Red Flags That Should Stop You
Most problems with dog walkers don’t announce themselves upfront. They reveal themselves gradually, and usually after something has already gone wrong. Here are the warning signs worth taking seriously before you ever start:
No verifiable credentials: Background check can’t be confirmed, no proof of insurance, PSI membership not listed anywhere.
No contract or written agreement: Professional services use service agreements. The absence of one means there’s no clarity on what happens if something goes wrong.
No references or reviews: A professional dog walker who has been in business more than a year has clients who will vouch for them. If they can’t produce a single name or point you to online reviews, ask why.
Reluctance to answer your questions: A professional is not threatened by screening. Someone who deflects, minimizes your concerns, or makes you feel like you’re being difficult is not someone who will prioritize your dog’s safety.
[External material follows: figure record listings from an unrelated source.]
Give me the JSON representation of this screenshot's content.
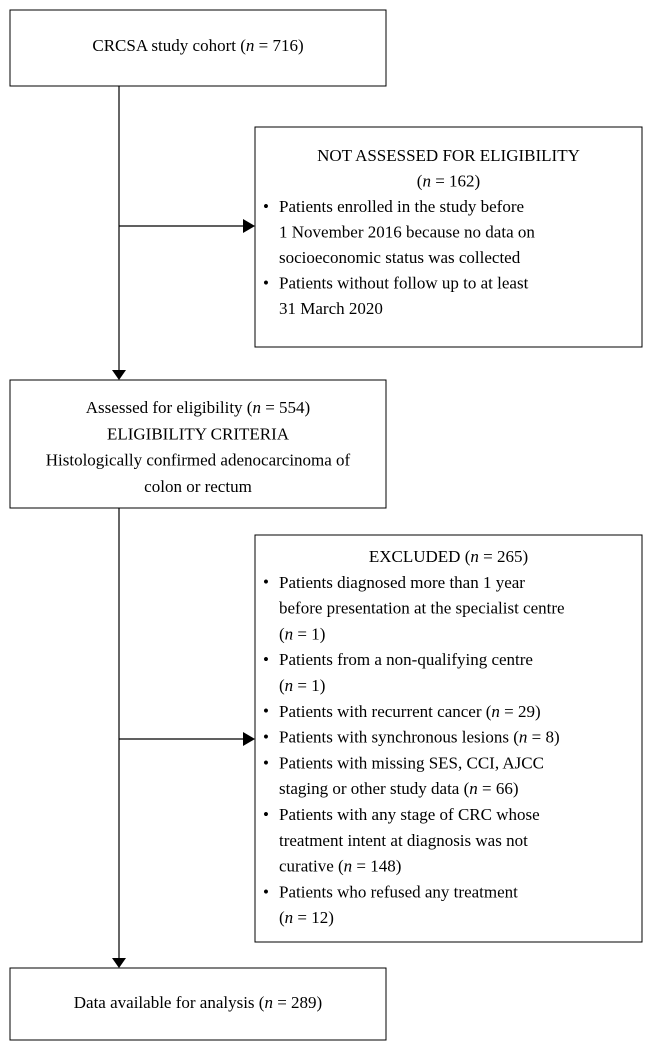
{
  "nodes": [
    {
      "lines": [
        [
          "CRCSA study cohort (",
          "n",
          " = 716)"
        ]
      ]
    },
    {
      "lines": [
        [
          "NOT ASSESSED FOR ELIGIBILITY"
        ],
        [
          "(",
          "n",
          " = 162)"
        ]
      ],
      "items": [
        [
          [
            "Patients enrolled in the study before"
          ],
          [
            "1 November 2016 because no data on"
          ],
          [
            "socioeconomic status was collected"
          ]
        ],
        [
          [
            "Patients without follow up to at least"
          ],
          [
            "31 March 2020"
          ]
        ]
      ]
    },
    {
      "lines": [
        [
          "Assessed for eligibility (",
          "n",
          " = 554)"
        ],
        [
          "ELIGIBILITY CRITERIA"
        ],
        [
          "Histologically confirmed adenocarcinoma of"
        ],
        [
          "colon or rectum"
        ]
      ]
    },
    {
      "lines": [
        [
          "EXCLUDED (",
          "n",
          " = 265)"
        ]
      ],
      "items": [
        [
          [
            "Patients diagnosed more than 1 year"
          ],
          [
            "before presentation at the specialist centre"
          ],
          [
            "(",
            "n",
            " = 1)"
          ]
        ],
        [
          [
            "Patients from a non-qualifying centre"
          ],
          [
            "(",
            "n",
            " = 1)"
          ]
        ],
        [
          [
            "Patients with recurrent cancer (",
            "n",
            " = 29)"
          ]
        ],
        [
          [
            "Patients with synchronous lesions (",
            "n",
            " = 8)"
          ]
        ],
        [
          [
            "Patients with missing SES, CCI, AJCC"
          ],
          [
            "staging or other study data (",
            "n",
            " = 66)"
          ]
        ],
        [
          [
            "Patients with any stage of CRC whose"
          ],
          [
            "treatment intent at diagnosis was not"
          ],
          [
            "curative (",
            "n",
            " = 148)"
          ]
        ],
        [
          [
            "Patients who refused any treatment"
          ],
          [
            "(",
            "n",
            " = 12)"
          ]
        ]
      ]
    },
    {
      "lines": [
        [
          "Data available for analysis (",
          "n",
          " = 289)"
        ]
      ]
    }
  ]
}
Solo operation with no backup plan: Life happens. A solo walker who gets sick, has a family emergency, or simply doesn’t show has no contingency for your dog. Understand the plan before you need it.
Underpricing that seems too good to be true: Rates significantly below market often reflect missing insurance, inadequate training, or no real business infrastructure. Price isn’t the whole story, but it can be a signal.
Low Price Is Not a Reason to Skip Verification
Rates significantly below the local market often mean missing insurance, no background check, and no real business behind the service. If something goes wrong during a walk, you have limited recourse with an uninsured individual who operates informally.
A professional walker costs more because they carry actual coverage, operate with accountability, and have built systems for reliability. The extra cost is the insurance premium you didn’t realize you were paying.
Choosing a Dog Walker in San Antonio
San Antonio and the surrounding communities, from Schertz and Converse to New Braunfels, San Marcos, Seguin, Boerne, and Canyon Lake, have specific considerations for pet care. The climate demands walkers who understand heat safety. The suburban spread means walkers who know your specific neighborhood, not just the city broadly. And the pace of life means you need service that actually shows up when promised, including weekends, holidays, and last-minute needs.
Cathy’s Critter Care has served Greater San Antonio since 1998. The team is background-checked, bonded, and insured. Local sitters work in the neighborhoods where clients live. Service runs 365 days a year. And the company has a proven track record in professional pet care: Cathy was named PSI’s Pet Sitter of the Year in 2018.
If you’re ready to ask some of those questions above directly, call (210) 864-6189. A meet-and-greet can be scheduled at your convenience.
Ready to Ask Those Questions Directly?
Cathy’s Critter Care meets every item on the checklist above: background-checked team, bonded and insured, PSI member, local to your neighborhood, and available 365 days a year. A meet-and-greet is always the first step, and there is no obligation to book afterward. Call (210) 864-6189 or schedule online.
How to Make the Right Call
Choosing a dog walker comes down to three things: proof, questions, and your own observation. Require credentials. Ask specific questions. Watch how the walker handles your dog in person before you commit.
The checklist is simple: background check confirmed, insurance documented, references available, meet-and-greet completed, emergency protocol in place. A walker who meets all five of those bars without pushback is worth hiring. One who resists or can’t satisfy even two of them is worth passing on, regardless of price or convenience.
Your dog’s safety is not a negotiable detail. The walker you choose should make that easy to believe.